Romanian doctor and professor

Maria Cicherschi Ropală (1881–1973), was a Romanian medical examiner and a professor at the Institute of Medicine and Pharmacy in Iași. She was the first female coroner in Europe.

==Biography==
Maria Cicherschi was born in 1881 in Iași, Romania, the daughter of Eleonora Andoniu (daughter of Dimitrie Andoniu) and Frantz Cicherschi.

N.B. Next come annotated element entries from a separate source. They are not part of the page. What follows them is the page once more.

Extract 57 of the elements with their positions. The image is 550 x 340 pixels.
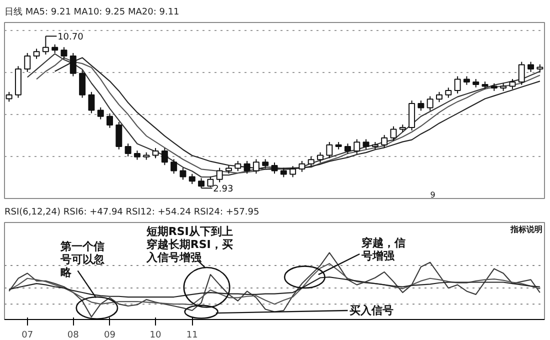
candlestick: [298, 160, 306, 172]
candlestick: [188, 173, 196, 185]
annotation: 买入信号: [350, 304, 394, 318]
x-tick-label: 10: [150, 330, 162, 340]
candlestick: [362, 138, 370, 150]
chart-title: 日线 MA5: 9.21 MA10: 9.25 MA20: 9.11: [4, 6, 180, 18]
candlestick: [152, 148, 159, 159]
candlestick: [180, 167, 186, 180]
candlestick: [354, 138, 360, 154]
candlestick: [445, 87, 452, 98]
candlestick: [344, 143, 351, 154]
candlestick: [381, 134, 388, 148]
candlestick: [426, 96, 434, 112]
candlestick: [518, 61, 525, 86]
candlestick: [161, 148, 168, 166]
candlestick: [252, 158, 260, 174]
candlestick: [124, 143, 132, 157]
annotation: 短期RSI从下到上穿越长期RSI，买入信号增强: [145, 225, 233, 264]
candlestick: [280, 167, 287, 178]
candlestick: [33, 48, 40, 60]
candlestick: [317, 152, 324, 164]
x-tick-label: 09: [104, 330, 116, 340]
candlestick: [528, 61, 534, 72]
annotation: 第一个信号可以忽略: [59, 240, 106, 279]
candlestick: [70, 52, 76, 77]
candlestick: [24, 52, 31, 72]
candlestick: [170, 158, 178, 174]
candlestick: [234, 160, 242, 172]
candlestick: [509, 78, 516, 90]
text: 指标说明: [510, 225, 543, 234]
candlestick: [290, 166, 296, 178]
x-tick-label: 11: [186, 330, 198, 340]
candlestick: [106, 112, 113, 128]
candlestick: [60, 46, 68, 60]
candlestick: [134, 150, 140, 160]
candlestick: [6, 91, 12, 102]
candlestick: [116, 122, 122, 150]
candlestick: [418, 100, 424, 112]
candlestick: [454, 76, 461, 94]
candlestick: [271, 162, 278, 174]
candlestick: [79, 70, 86, 98]
candlestick: [436, 91, 442, 103]
annotation: 2.93: [213, 184, 234, 195]
x-tick-label: 07: [22, 330, 34, 340]
annotation: 10.70: [58, 32, 84, 43]
candlestick: [326, 141, 333, 159]
candlestick: [88, 91, 95, 114]
candlestick: [216, 167, 223, 183]
candlestick: [390, 126, 397, 142]
annotation: 9: [430, 190, 436, 200]
annotation: 穿越，信号增强: [360, 236, 406, 263]
candlestick: [308, 156, 314, 168]
candlestick: [262, 158, 269, 169]
x-tick-label: 08: [67, 330, 80, 340]
chart-title: RSI(6,12,24) RSI6: +47.94 RSI12: +54.24 RSI24: +57.95: [4, 208, 260, 218]
candlestick: [97, 106, 104, 120]
candlestick: [244, 160, 250, 174]
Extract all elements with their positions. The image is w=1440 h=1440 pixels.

She graduated from the Oltea Doamna High School for Girls in Iași in 1902 and attended courses of the Faculty of Medicine of the University of Iași. She obtained the title of "Doctor of Medicine" in 1907 with the thesis titled "Contributions to the biological study of female crime from a forensic point of view" completed under the direction of Professor George Bogdan, president of the Society of Physicians and Naturalists.

===Career===
After finishing medical school, she went to work in the hydrotherapy laboratory of the baths in the Slănic-Moldova spas, then as a doctor in several communities in the country's south. She also worked in the Red Cross Society of Romanian Ladies, during military campaigns of World War I, which caused her to enlist as a doctor at the front.

In 1919, Ropală was appointed assistant at the Department of Forensic Medicine of the Faculty of Medicine in Iași. She later completed internships in Paris with professors Victor Balthazard (forensic medicine) and Henri Claude (forensic psychiatry) becoming "the first woman-forensic physician in Europe, and among the first in the world".

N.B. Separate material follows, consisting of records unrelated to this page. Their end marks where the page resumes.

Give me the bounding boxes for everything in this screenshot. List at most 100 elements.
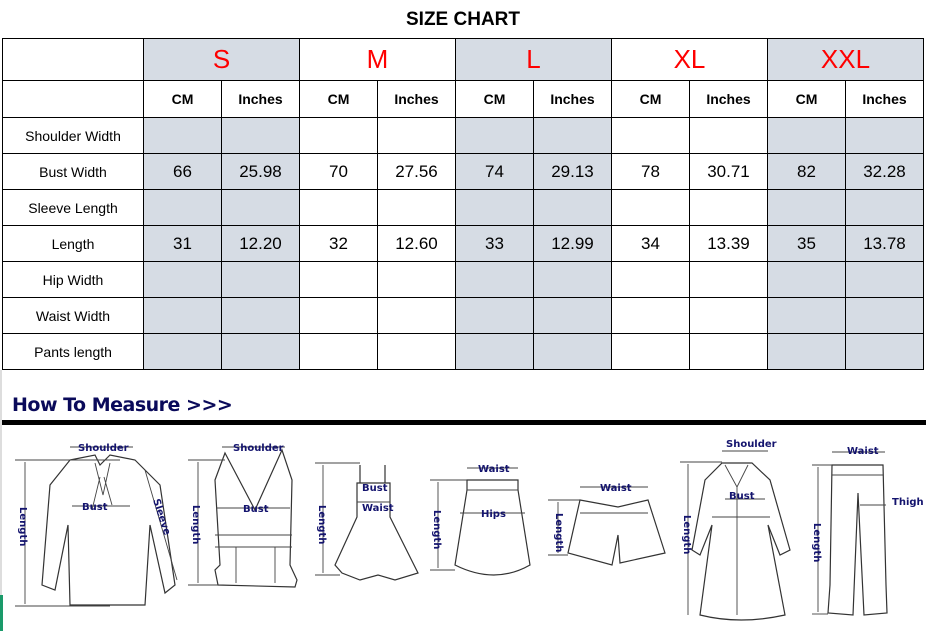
- value-cell: [767, 261, 846, 298]
- blouse-illustration: Shoulder Bust Length Sleeve: [15, 443, 178, 607]
- value-cell: [611, 189, 690, 226]
- value-cell: [143, 261, 222, 298]
- value-cell: 12.60: [377, 225, 456, 262]
- row-label: Waist Width: [2, 297, 144, 334]
- value-cell: 66: [143, 153, 222, 190]
- unit-header-cm: CM: [299, 80, 378, 118]
- value-cell: 27.56: [377, 153, 456, 190]
- value-cell: [689, 117, 768, 154]
- table-row: Sleeve Length: [2, 189, 924, 226]
- value-cell: 78: [611, 153, 690, 190]
- size-chart-table: S M L XL XXL CM Inches CM Inches CM Inches CM Inches…: [2, 38, 924, 370]
- shoulder-label: Shoulder: [78, 443, 129, 454]
- waist-label: Waist: [600, 483, 632, 494]
- length-label: Length: [431, 510, 442, 549]
- value-cell: [377, 333, 456, 370]
- size-chart-title: SIZE CHART: [406, 9, 520, 30]
- value-cell: [689, 189, 768, 226]
- value-cell: [533, 117, 612, 154]
- value-cell: 34: [611, 225, 690, 262]
- shoulder-label: Shoulder: [233, 443, 284, 454]
- value-cell: 30.71: [689, 153, 768, 190]
- value-cell: 12.20: [221, 225, 300, 262]
- size-header-m: M: [299, 38, 456, 81]
- bust-label: Bust: [82, 502, 108, 513]
- value-cell: [221, 189, 300, 226]
- tank-top-illustration: Shoulder Bust Length: [188, 443, 298, 588]
- value-cell: [845, 189, 924, 226]
- value-cell: [611, 261, 690, 298]
- left-edge-divider: [0, 370, 2, 631]
- size-header-row: S M L XL XXL: [2, 38, 924, 81]
- value-cell: [455, 333, 534, 370]
- value-cell: [611, 117, 690, 154]
- shoulder-label: Shoulder: [726, 439, 777, 450]
- value-cell: [767, 333, 846, 370]
- waist-label: Waist: [478, 464, 510, 475]
- shorts-illustration: Waist Length: [548, 483, 666, 566]
- bust-label: Bust: [243, 504, 269, 515]
- table-row: Length 31 12.20 32 12.60 33 12.99 34 13.39 35 13.7…: [2, 225, 924, 262]
- value-cell: 82: [767, 153, 846, 190]
- value-cell: [377, 261, 456, 298]
- table-row: Waist Width: [2, 297, 924, 334]
- unit-header-cm: CM: [767, 80, 846, 118]
- value-cell: [143, 189, 222, 226]
- skirt-illustration: Waist Hips Length: [430, 464, 531, 576]
- unit-header-inches: Inches: [533, 80, 612, 118]
- row-label: Length: [2, 225, 144, 262]
- value-cell: 74: [455, 153, 534, 190]
- value-cell: [689, 261, 768, 298]
- value-cell: [143, 117, 222, 154]
- value-cell: [299, 297, 378, 334]
- unit-header-inches: Inches: [845, 80, 924, 118]
- heading-rule: [2, 420, 926, 425]
- value-cell: [299, 189, 378, 226]
- pants-illustration: Waist Thigh Length: [811, 446, 924, 616]
- length-label: Length: [811, 523, 822, 562]
- bust-label: Bust: [729, 491, 755, 502]
- value-cell: 12.99: [533, 225, 612, 262]
- row-label: Sleeve Length: [2, 189, 144, 226]
- length-label: Length: [316, 505, 327, 544]
- value-cell: [377, 117, 456, 154]
- value-cell: [455, 261, 534, 298]
- value-cell: [611, 333, 690, 370]
- value-cell: [767, 297, 846, 334]
- length-label: Length: [553, 513, 564, 552]
- thigh-label: Thigh: [892, 497, 924, 508]
- table-row: Pants length: [2, 333, 924, 370]
- value-cell: [689, 333, 768, 370]
- value-cell: [221, 261, 300, 298]
- value-cell: [299, 261, 378, 298]
- coat-illustration: Shoulder Bust Length: [680, 439, 791, 621]
- value-cell: 13.78: [845, 225, 924, 262]
- table-row: Hip Width: [2, 261, 924, 298]
- value-cell: [611, 297, 690, 334]
- value-cell: [845, 117, 924, 154]
- table-row: Shoulder Width: [2, 117, 924, 154]
- value-cell: 32.28: [845, 153, 924, 190]
- value-cell: [221, 297, 300, 334]
- value-cell: [533, 297, 612, 334]
- size-header-s: S: [143, 38, 300, 81]
- value-cell: [767, 117, 846, 154]
- dress-illustration: Bust Waist Length: [315, 462, 419, 581]
- value-cell: [845, 333, 924, 370]
- waist-label: Waist: [362, 503, 394, 514]
- value-cell: [221, 117, 300, 154]
- unit-header-cm: CM: [143, 80, 222, 118]
- bust-label: Bust: [362, 483, 388, 494]
- unit-corner-cell: [2, 80, 144, 118]
- value-cell: [221, 333, 300, 370]
- value-cell: [143, 297, 222, 334]
- value-cell: [689, 297, 768, 334]
- length-label: Length: [681, 515, 692, 554]
- length-label: Length: [190, 505, 201, 544]
- green-edge-marker: [0, 595, 3, 631]
- size-header-l: L: [455, 38, 612, 81]
- value-cell: 29.13: [533, 153, 612, 190]
- unit-header-cm: CM: [611, 80, 690, 118]
- value-cell: 35: [767, 225, 846, 262]
- measurement-illustrations: Shoulder Bust Length Sleeve Shoulder Bus…: [15, 439, 924, 621]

After returning to Romania, she was appointed foreman and forensic doctor of the Iași Court of Justice where she worked for 20 years. She helped Bogdan with the production of his first treatise on forensic medicine and taught at the university. In 1930, after Bogdan's death, she took over the management of the department.

Ropală was a member of the French Society of Forensic Medicine.

===Personal life===
She married Dr. Emil Ropală and they had a daughter, Carmen Ropală-Gasparovici (1911–1992).

Ropală died in 1973 and is buried in Bellu Cemetery, with the tombstone saying: "Maria Ropală Cicherschi – the first female forensic scientist in Europe".